The results indicate that approximately 60,000 people die prematurely around the world each year from shipping-related emissions.
Under current regulation, and with the expected growth in shipping activity, it is estimated that the annual mortalities from ship emissions could increase by 40 percent by 2012. Annual deaths related to shipping emissions in Europe are estimated at 26,710, while the mortality rate is 19,870 in East Asia and 9,950 in South Asia.
North America has approximately 5,000 premature deaths, concentrated mostly in the Gulf Coast region, the West Coast and the Northeast, while the eastern coast of South America has 790 mortalities. The primary reason for the health risk is the residual oil, on which the ships run. It has sulfur content thousands of times greater than on-road diesel fuel. "Residual oil is a byproduct of the refinery process and tends to be much dirtier than other petroleum products," said Winebrake. "We needed to know what the benefits are of cleaning up this fuel," explains Winebrake. "Now we can evaluate the human health impacts of policies to require low-sulfur fuels for the shipping industry or that require ships to put emissions control technology on their vessels. Our study will help inform this policy debate," he adds.

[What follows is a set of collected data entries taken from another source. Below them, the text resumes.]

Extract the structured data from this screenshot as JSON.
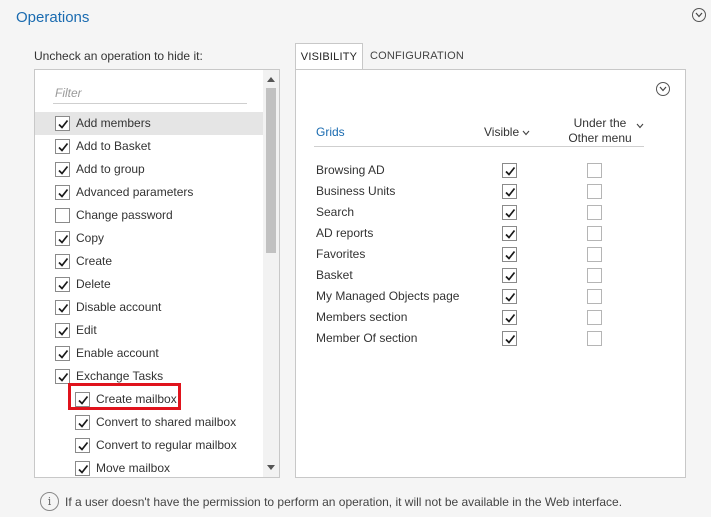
{
  "section": {
    "title": "Operations",
    "collapse_icon": "chevron-circle-icon"
  },
  "hint": "Uncheck an operation to hide it:",
  "filter": {
    "placeholder": "Filter",
    "value": ""
  },
  "operations": [
    {
      "label": "Add members",
      "checked": true,
      "child": false,
      "selected": true
    },
    {
      "label": "Add to Basket",
      "checked": true,
      "child": false
    },
    {
      "label": "Add to group",
      "checked": true,
      "child": false
    },
    {
      "label": "Advanced parameters",
      "checked": true,
      "child": false
    },
    {
      "label": "Change password",
      "checked": false,
      "child": false
    },
    {
      "label": "Copy",
      "checked": true,
      "child": false
    },
    {
      "label": "Create",
      "checked": true,
      "child": false
    },
    {
      "label": "Delete",
      "checked": true,
      "child": false
    },
    {
      "label": "Disable account",
      "checked": true,
      "child": false
    },
    {
      "label": "Edit",
      "checked": true,
      "child": false
    },
    {
      "label": "Enable account",
      "checked": true,
      "child": false
    },
    {
      "label": "Exchange Tasks",
      "checked": true,
      "child": false
    },
    {
      "label": "Create mailbox",
      "checked": true,
      "child": true,
      "highlighted": true
    },
    {
      "label": "Convert to shared mailbox",
      "checked": true,
      "child": true
    },
    {
      "label": "Convert to regular mailbox",
      "checked": true,
      "child": true
    },
    {
      "label": "Move mailbox",
      "checked": true,
      "child": true
    }
  ],
  "tabs": [
    {
      "label": "VISIBILITY",
      "active": true
    },
    {
      "label": "CONFIGURATION",
      "active": false
    }
  ],
  "grid_columns": {
    "grids": "Grids",
    "visible": "Visible",
    "other_line1": "Under the",
    "other_line2": "Other menu"
  },
  "grid_rows": [
    {
      "name": "Browsing AD",
      "visible": true,
      "other": false
    },
    {
      "name": "Business Units",
      "visible": true,
      "other": false
    },
    {
      "name": "Search",
      "visible": true,
      "other": false
    },
    {
      "name": "AD reports",
      "visible": true,
      "other": false
    },
    {
      "name": "Favorites",
      "visible": true,
      "other": false
    },
    {
      "name": "Basket",
      "visible": true,
      "other": false
    },
    {
      "name": "My Managed Objects page",
      "visible": true,
      "other": false
    },
    {
      "name": "Members section",
      "visible": true,
      "other": false
    },
    {
      "name": "Member Of section",
      "visible": true,
      "other": false
    }
  ],
  "info": "If a user doesn't have the permission to perform an operation, it will not be available in the Web interface.",
  "colors": {
    "accent": "#1a6bb0",
    "highlight": "#e0131c"
  }
}
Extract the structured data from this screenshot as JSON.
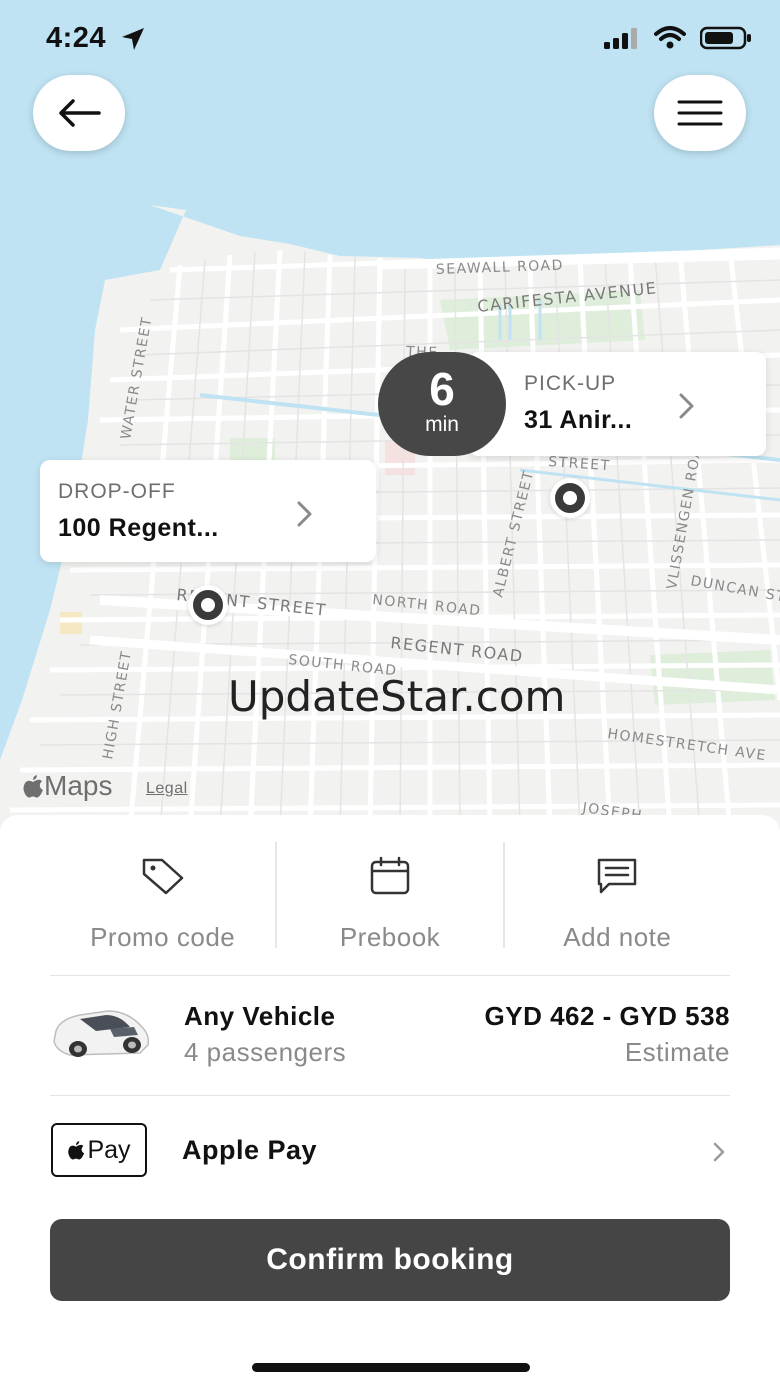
{
  "status_bar": {
    "time": "4:24"
  },
  "map": {
    "streets": [
      "SEAWALL ROAD",
      "CARIFESTA AVENUE",
      "WATER STREET",
      "NORTH ROAD",
      "REGENT ROAD",
      "SOUTH ROAD",
      "ALBERT STREET",
      "VLISSENGEN ROAD",
      "DUNCAN ST",
      "HOMESTRETCH AVE",
      "HIGH STREET",
      "JOSEPH",
      "REGENT STREET",
      "STREET",
      "THE"
    ],
    "pickup": {
      "eta_value": "6",
      "eta_unit": "min",
      "kicker": "PICK-UP",
      "address": "31 Anir..."
    },
    "dropoff": {
      "kicker": "DROP-OFF",
      "address": "100 Regent..."
    },
    "watermark": "UpdateStar.com",
    "attribution": {
      "brand": "Maps",
      "legal": "Legal"
    }
  },
  "options": [
    {
      "label": "Promo code",
      "icon": "tag-icon"
    },
    {
      "label": "Prebook",
      "icon": "calendar-icon"
    },
    {
      "label": "Add note",
      "icon": "note-icon"
    }
  ],
  "vehicle": {
    "name": "Any Vehicle",
    "capacity": "4 passengers",
    "price": "GYD 462 - GYD 538",
    "price_note": "Estimate"
  },
  "payment": {
    "badge": "Pay",
    "label": "Apple Pay"
  },
  "confirm_label": "Confirm booking",
  "colors": {
    "water": "#bfe3f3",
    "land": "#f2f2f0",
    "button_dark": "#454545"
  }
}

Up until recently, researchers had little information with which to work. Emissions data for marine vessels had to be linked with data tracking the movement of these vessels around the world. In the new report, researchers have mapped marine pollution concentrations over the oceans and on land. This has helped to estimate global and regional mortalities from ship emissions by integrating global ship inventories, atmospheric models and health impacts analyses.
"This study will help inform policymakers about some of the health impacts associated with ship emissions and the long range transport of those emissions to population centers," said Winebrake. "We now have a benchmark by which we can begin to evaluate the benefits of emission reduction policies," he added.
"Our work will help people decide at what scale action should be taken," says Corbett. "We want our analysis to enable richer dialogue among stakeholders about how to improve the environment and economic performance of our freight systems," he added. The report has come in the midst of current discussions by the International Maritime Organization to regulate emissions from ships.